One question I get often is about culling through the scenes that all seem essential to the author of a memoir. How to decide what to keep in and what to leave out? That, my fine writerly friends, is the essence of the work. Having been exactly in that space, I can say it is a difficult task and one that needs a steady hand, possibly one with a glass of bourbon.
Easy to say to kill your darlings, but not so easy to do the murdering. Also, many times you don’t know if a scene fits your book until you completely write it out. There are so many surprises hiding in our own lives, unrealized until you dive in to what actually happened and how it impacted you.

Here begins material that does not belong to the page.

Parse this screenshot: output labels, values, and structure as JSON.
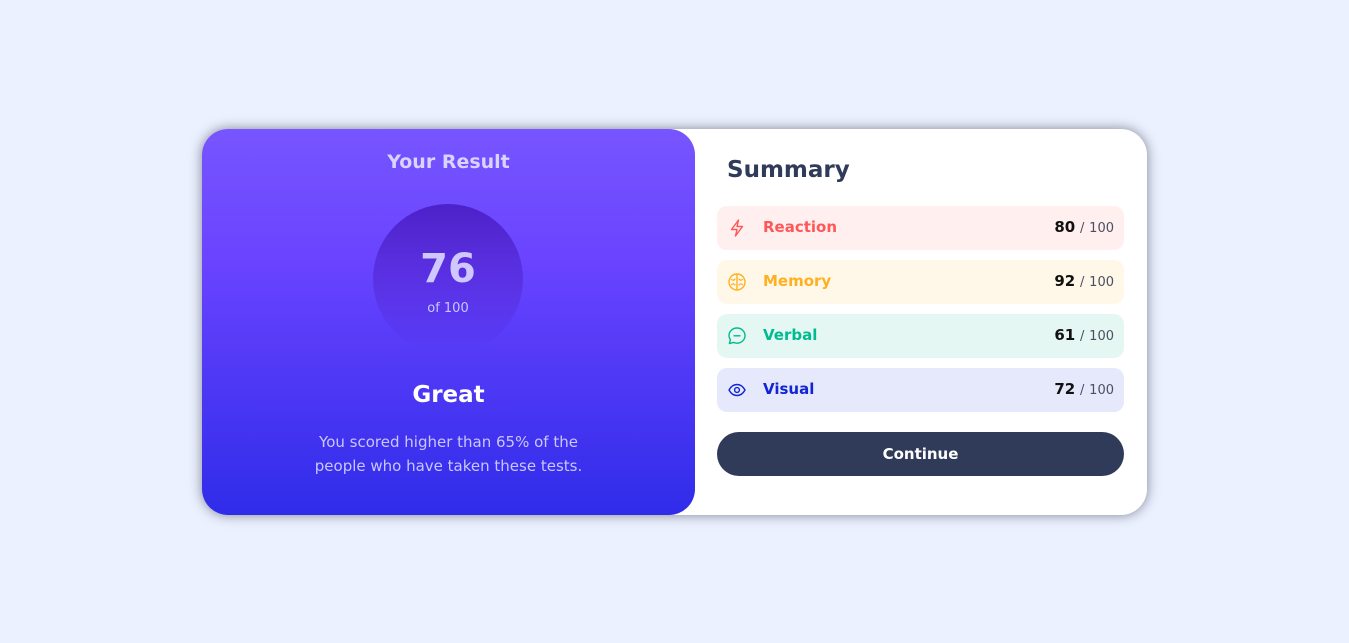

The more I wrote, the more I felt that I had no idea what was happening as it happened and only in the remembering—and of course the remembering is flawed—did I see the reality.
All we can do is to try to focus our memoir on a specific time in our lives, whether we may flash back or forward within that time frame. One tool is to write a sentence to describe exactly what the memoir is about. Not to say that may not change, but it is a starting point to decide what to include.
For my book Replacement Child – a memoir, I decided it was about growing up as a replacement for my sister who was killed. But that is only part of the story. Your statement will also be a partial truth that may change as you write. For my second book, White Flag, my focus was on understanding trauma and the relationship to substance use disorder for my niece. Also, a partial truth. In any good memoir (I pray mine are), there are layers of story that coalesce like any good novel.